Do compilers optimize out net zero bit shifts?

Question

I have some code like the following code block (I am not allowed to post the original code) inside a .cpp file that I think is being compiled by clang++ (Ubuntu clang version 3.5.2-3ubuntu1 (tags/RELEASE_352/final) (based on LLVM 3.5.2)).
It looks like C code, because we are using GoogleTest for testing our C code. Anyways:

size_t const SHIFT = 4;
uint8_t var, var2;
/* Omitted: Code that sets var to, say 00011000 (base 2) */
var2 = var;
var = var << SHIFT >> SHIFT; // [1] result is 00011000 (base 2) (tested with printf)
var2 = var2 << SHIFT;
var2 = var2 >> SHIFT; // [2] result is 00001000 (base 2) (tested with printf)

Now, why does comment [1] hold true? I was assuming that the corresponding line would result in the top 4 bits being zeroed out. But I found out that this isn't true; the program simply restores the original value.

Is this some language defined behavior, or is clang compiling out a supposedly useless bit shift?

(I checked associativity (using this table on cppreference.com, assuming that associativity/precedence of basic operators won't differ between versions of C++ and probably not between C++ and C either, at least not in 'current versions') and it seems like the RHS expression at [1] should really yield the same result as the two following statements)

Answer 1

What you are seeing is a result of integer promotions. Any value with a type of lower rank than int, when used in an expression, is promoted to int.

This is detail in section 6.3.1.1 of the C standard

2 The following may be used in an expression wherever an int or unsigned int may be used:

• An object or expression with an integer type (other than int or unsigned int) whose integer conversion rank is less than or equal to the rank of int and unsigned int.
• A bit-field of type _Bool, int, signed int, or unsigned int.

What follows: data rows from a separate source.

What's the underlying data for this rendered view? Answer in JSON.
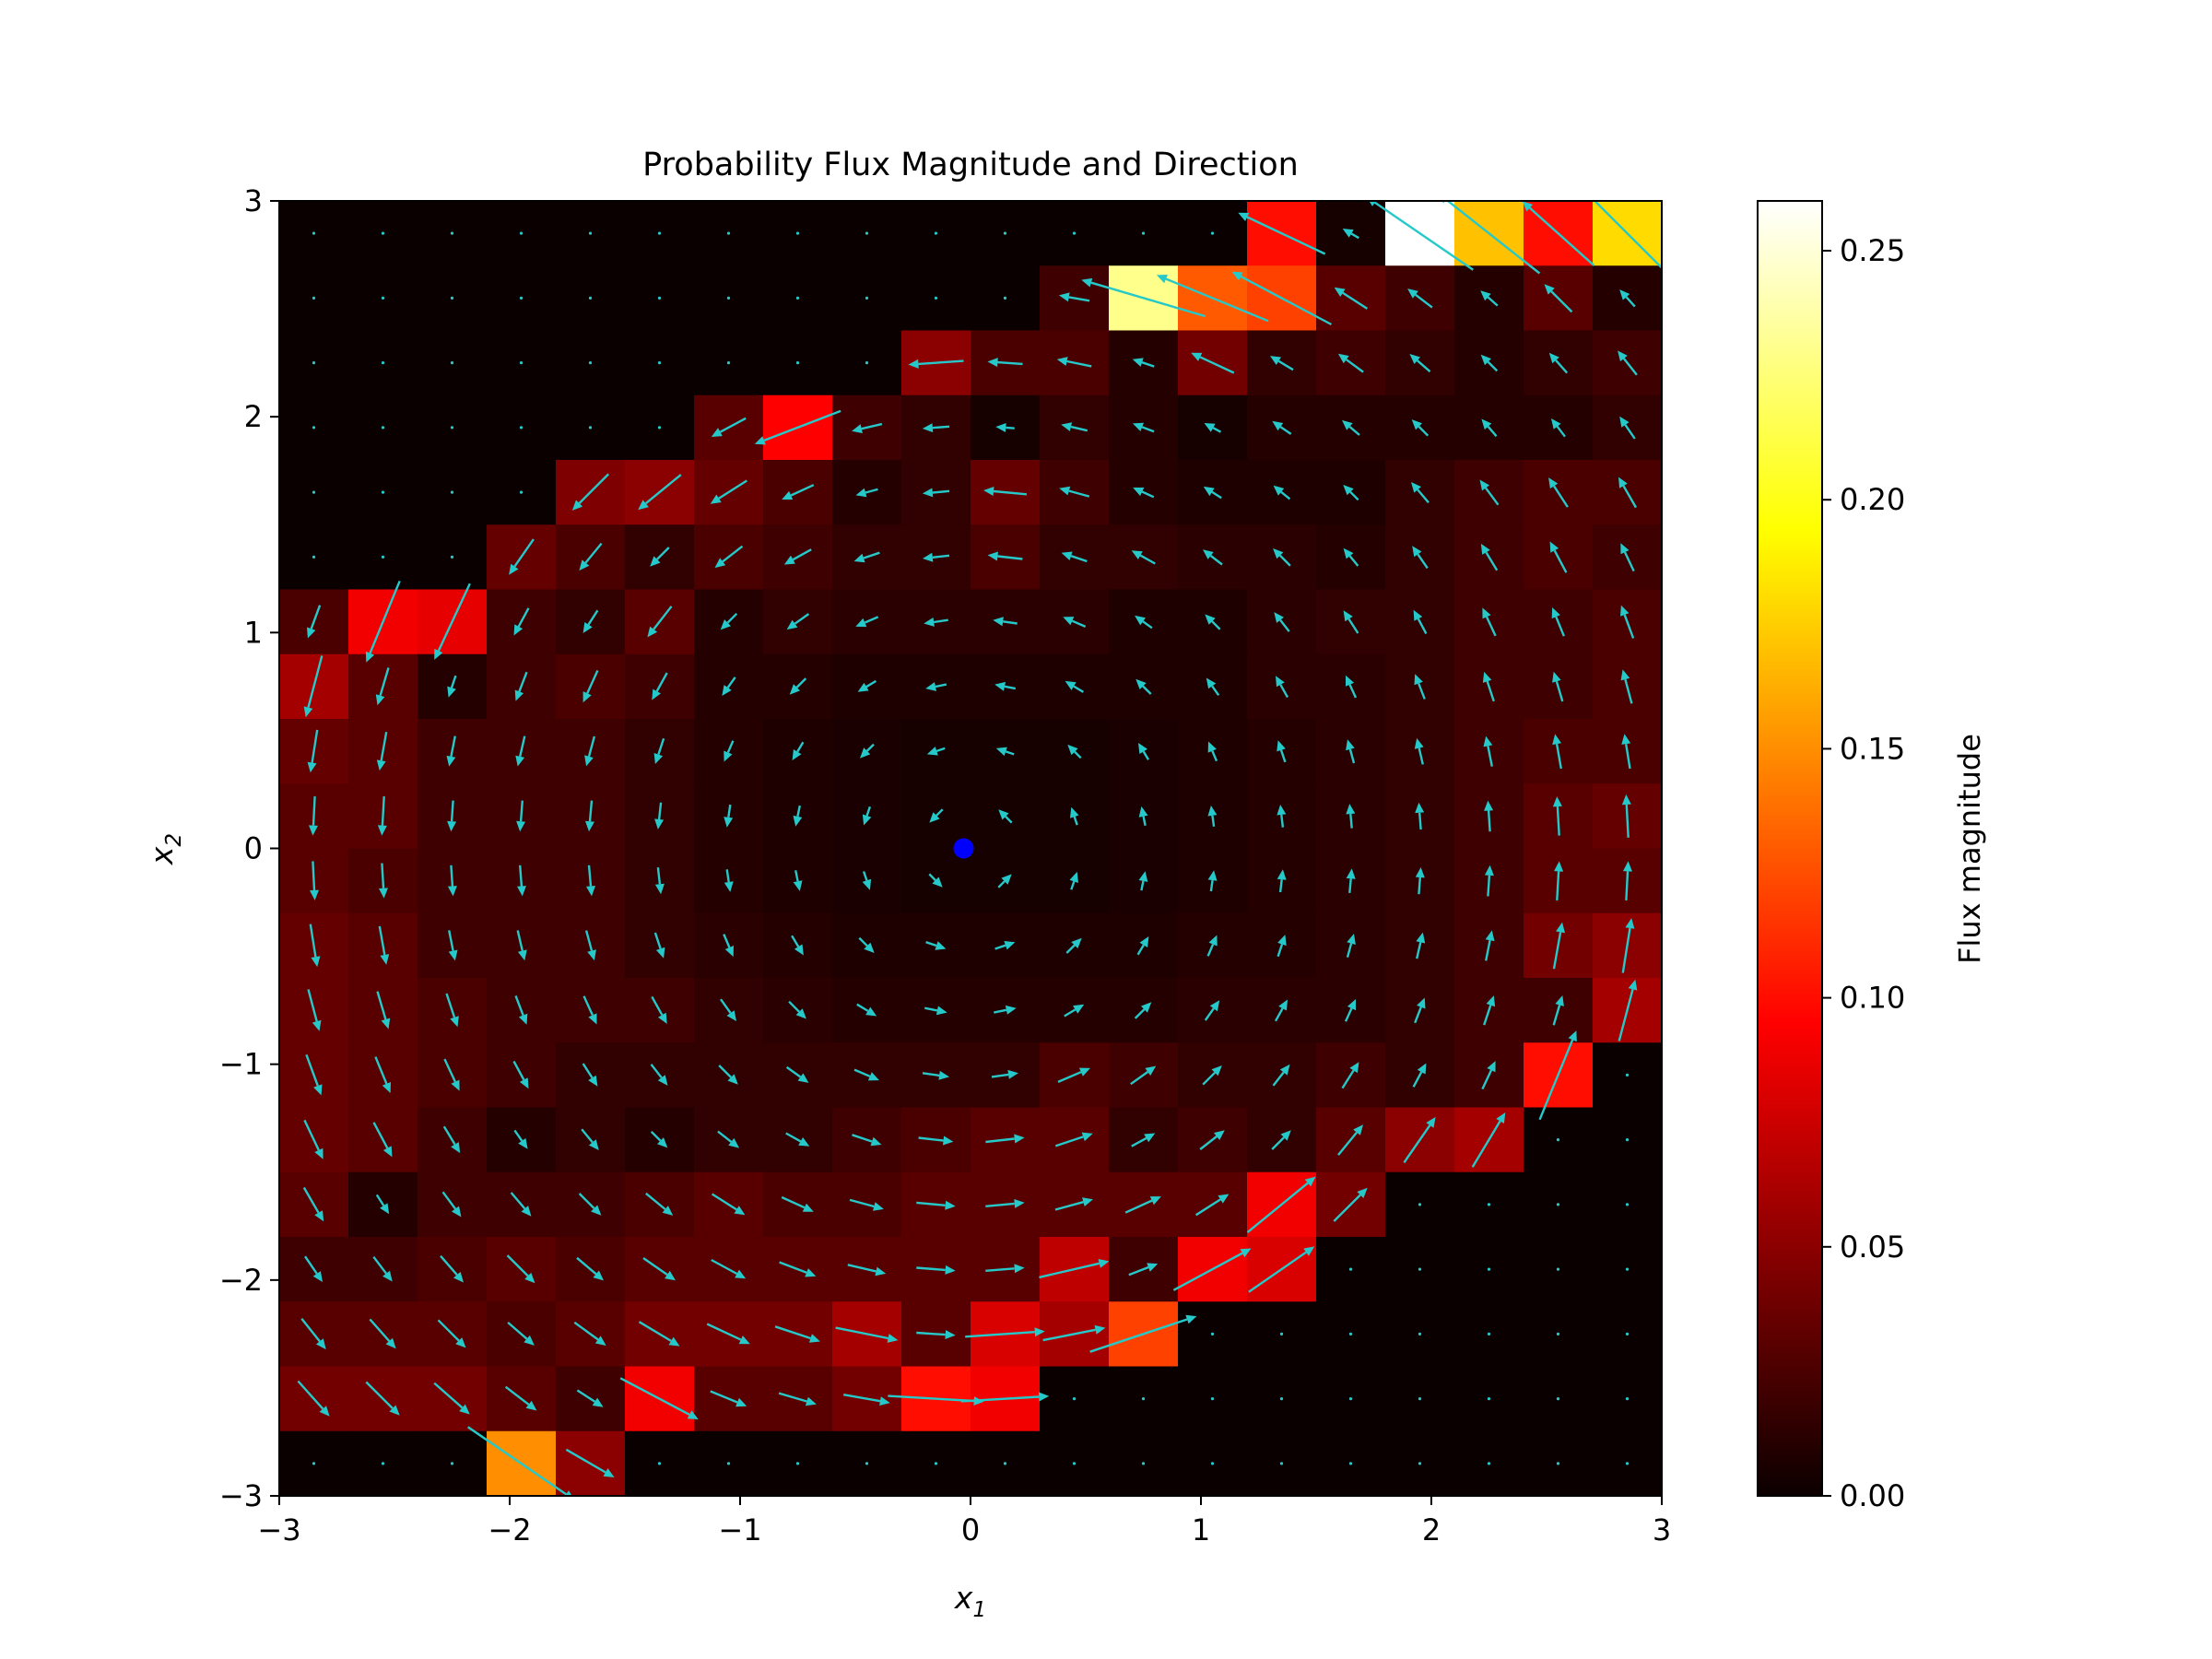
{
  "chart_data": {
    "type": "heatmap",
    "title": "Probability Flux Magnitude and Direction",
    "xlabel": "x",
    "xlabel_sub": "1",
    "ylabel": "x",
    "ylabel_sub": "2",
    "xlim": [
      -3,
      3
    ],
    "ylim": [
      -3,
      3
    ],
    "xticks": [
      -3,
      -2,
      -1,
      0,
      1,
      2,
      3
    ],
    "yticks": [
      -3,
      -2,
      -1,
      0,
      1,
      2,
      3
    ],
    "xtick_labels": [
      "−3",
      "−2",
      "−1",
      "0",
      "1",
      "2",
      "3"
    ],
    "ytick_labels": [
      "−3",
      "−2",
      "−1",
      "0",
      "1",
      "2",
      "3"
    ],
    "grid": false,
    "grid_size": 20,
    "quiver_color": "#26c9c9",
    "colormap": "hot",
    "colorbar": {
      "label": "Flux magnitude",
      "range": [
        0,
        0.26
      ],
      "ticks": [
        0,
        0.05,
        0.1,
        0.15,
        0.2,
        0.25
      ],
      "tick_labels": [
        "0.00",
        "0.05",
        "0.10",
        "0.15",
        "0.20",
        "0.25"
      ]
    },
    "marker": {
      "x": -0.03,
      "y": 0.0,
      "color": "#0000ff"
    },
    "flux_magnitude_rows_top_to_bottom": [
      [
        0.0,
        0.0,
        0.0,
        0.0,
        0.0,
        0.0,
        0.0,
        0.0,
        0.0,
        0.0,
        0.0,
        0.0,
        0.0,
        0.0,
        0.1,
        0.005,
        0.26,
        0.17,
        0.1,
        0.18
      ],
      [
        0.0,
        0.0,
        0.0,
        0.0,
        0.0,
        0.0,
        0.0,
        0.0,
        0.0,
        0.0,
        0.0,
        0.02,
        0.23,
        0.13,
        0.12,
        0.03,
        0.02,
        0.01,
        0.03,
        0.01
      ],
      [
        0.0,
        0.0,
        0.0,
        0.0,
        0.0,
        0.0,
        0.0,
        0.0,
        0.0,
        0.05,
        0.025,
        0.025,
        0.01,
        0.04,
        0.015,
        0.02,
        0.015,
        0.01,
        0.015,
        0.02
      ],
      [
        0.0,
        0.0,
        0.0,
        0.0,
        0.0,
        0.0,
        0.03,
        0.095,
        0.02,
        0.015,
        0.005,
        0.015,
        0.01,
        0.005,
        0.01,
        0.01,
        0.01,
        0.01,
        0.01,
        0.015
      ],
      [
        0.0,
        0.0,
        0.0,
        0.0,
        0.045,
        0.05,
        0.035,
        0.025,
        0.01,
        0.015,
        0.035,
        0.02,
        0.01,
        0.008,
        0.008,
        0.008,
        0.015,
        0.02,
        0.025,
        0.025
      ],
      [
        0.0,
        0.0,
        0.0,
        0.035,
        0.025,
        0.015,
        0.025,
        0.02,
        0.015,
        0.015,
        0.025,
        0.015,
        0.015,
        0.012,
        0.012,
        0.01,
        0.015,
        0.02,
        0.025,
        0.02
      ],
      [
        0.025,
        0.09,
        0.085,
        0.02,
        0.015,
        0.03,
        0.01,
        0.015,
        0.012,
        0.012,
        0.012,
        0.012,
        0.008,
        0.008,
        0.012,
        0.015,
        0.015,
        0.02,
        0.02,
        0.025
      ],
      [
        0.06,
        0.03,
        0.01,
        0.02,
        0.025,
        0.02,
        0.01,
        0.01,
        0.008,
        0.008,
        0.008,
        0.008,
        0.008,
        0.008,
        0.012,
        0.012,
        0.015,
        0.02,
        0.02,
        0.025
      ],
      [
        0.035,
        0.03,
        0.02,
        0.02,
        0.02,
        0.015,
        0.01,
        0.008,
        0.006,
        0.005,
        0.005,
        0.005,
        0.006,
        0.008,
        0.01,
        0.012,
        0.015,
        0.02,
        0.025,
        0.025
      ],
      [
        0.03,
        0.03,
        0.02,
        0.02,
        0.02,
        0.015,
        0.01,
        0.008,
        0.006,
        0.005,
        0.005,
        0.005,
        0.006,
        0.008,
        0.01,
        0.012,
        0.015,
        0.02,
        0.03,
        0.035
      ],
      [
        0.03,
        0.025,
        0.02,
        0.02,
        0.02,
        0.015,
        0.01,
        0.008,
        0.006,
        0.005,
        0.005,
        0.005,
        0.006,
        0.008,
        0.01,
        0.012,
        0.015,
        0.02,
        0.03,
        0.03
      ],
      [
        0.035,
        0.03,
        0.02,
        0.02,
        0.02,
        0.015,
        0.012,
        0.01,
        0.008,
        0.008,
        0.008,
        0.008,
        0.008,
        0.01,
        0.01,
        0.012,
        0.015,
        0.02,
        0.04,
        0.05
      ],
      [
        0.035,
        0.03,
        0.025,
        0.02,
        0.02,
        0.02,
        0.015,
        0.012,
        0.01,
        0.01,
        0.01,
        0.01,
        0.01,
        0.012,
        0.012,
        0.012,
        0.015,
        0.02,
        0.02,
        0.06
      ],
      [
        0.035,
        0.03,
        0.025,
        0.02,
        0.015,
        0.015,
        0.015,
        0.015,
        0.015,
        0.015,
        0.015,
        0.025,
        0.02,
        0.015,
        0.015,
        0.02,
        0.015,
        0.02,
        0.1,
        0.0
      ],
      [
        0.035,
        0.03,
        0.02,
        0.01,
        0.015,
        0.01,
        0.015,
        0.015,
        0.02,
        0.025,
        0.03,
        0.03,
        0.015,
        0.02,
        0.015,
        0.03,
        0.05,
        0.06,
        0.0,
        0.0
      ],
      [
        0.03,
        0.01,
        0.02,
        0.02,
        0.02,
        0.025,
        0.03,
        0.025,
        0.025,
        0.03,
        0.03,
        0.03,
        0.03,
        0.03,
        0.09,
        0.04,
        0.0,
        0.0,
        0.0,
        0.0
      ],
      [
        0.02,
        0.02,
        0.025,
        0.03,
        0.025,
        0.03,
        0.03,
        0.03,
        0.03,
        0.03,
        0.03,
        0.07,
        0.02,
        0.09,
        0.08,
        0.0,
        0.0,
        0.0,
        0.0,
        0.0
      ],
      [
        0.03,
        0.03,
        0.03,
        0.025,
        0.03,
        0.04,
        0.04,
        0.04,
        0.06,
        0.03,
        0.08,
        0.06,
        0.12,
        0.0,
        0.0,
        0.0,
        0.0,
        0.0,
        0.0,
        0.0
      ],
      [
        0.04,
        0.04,
        0.04,
        0.03,
        0.02,
        0.09,
        0.03,
        0.03,
        0.04,
        0.1,
        0.09,
        0.0,
        0.0,
        0.0,
        0.0,
        0.0,
        0.0,
        0.0,
        0.0,
        0.0
      ],
      [
        0.0,
        0.0,
        0.0,
        0.15,
        0.05,
        0.0,
        0.0,
        0.0,
        0.0,
        0.0,
        0.0,
        0.0,
        0.0,
        0.0,
        0.0,
        0.0,
        0.0,
        0.0,
        0.0,
        0.0
      ]
    ]
  }
}
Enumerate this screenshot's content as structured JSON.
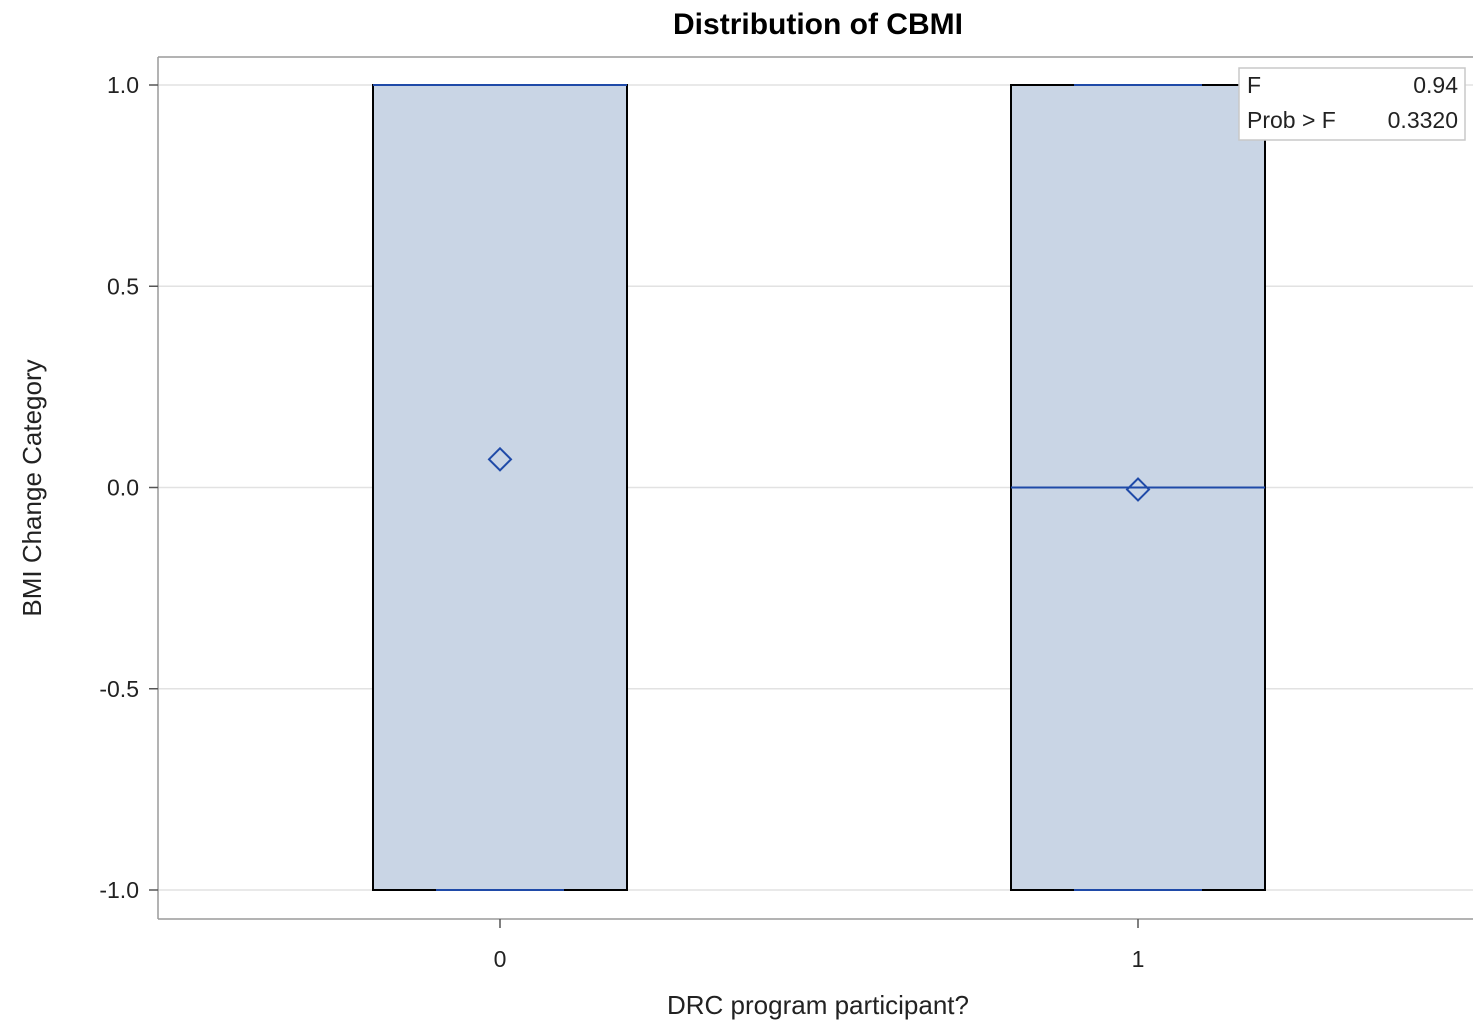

If an int can represent all values of the original type (as restricted by the width, for a bit-field), the value is converted to an int; otherwise, it is converted to an unsigned int. These are called the integer promotions. All other types are unchanged by the integer promotions.

In this case:

var = var << SHIFT >> SHIFT;

var is first promoted to int. This type is at least 16 bits wide, and most likely 32 bits wide. So the value being operated on is 0x00000018. A left shift of 4 results in 0x00000180, and subsequently right shifting results in 0x00000018.

The result is then stored in a uint_8. Since the value fits in a variable of this type, no conversion is required and 0x18 is stored.

Answer 2

The expression:

var = var << SHIFT >> SHIFT;

is not semantically equivelent to

var = var << SHIFT ;
var = var >> SHIFT ; 

That would require:

var = (uint8_t)(var << SHIFT) >> SHIFT ;

which illustrates the effective difference between the two - the observed behaviour does not require optimisation, rather it is required by language definition with respect to type promotion rules in expressions.

That said, it is also entirely possible that a compiler could optimise out the shifts. Optimisation may not change the result where the behaviour is defined as it is in this case.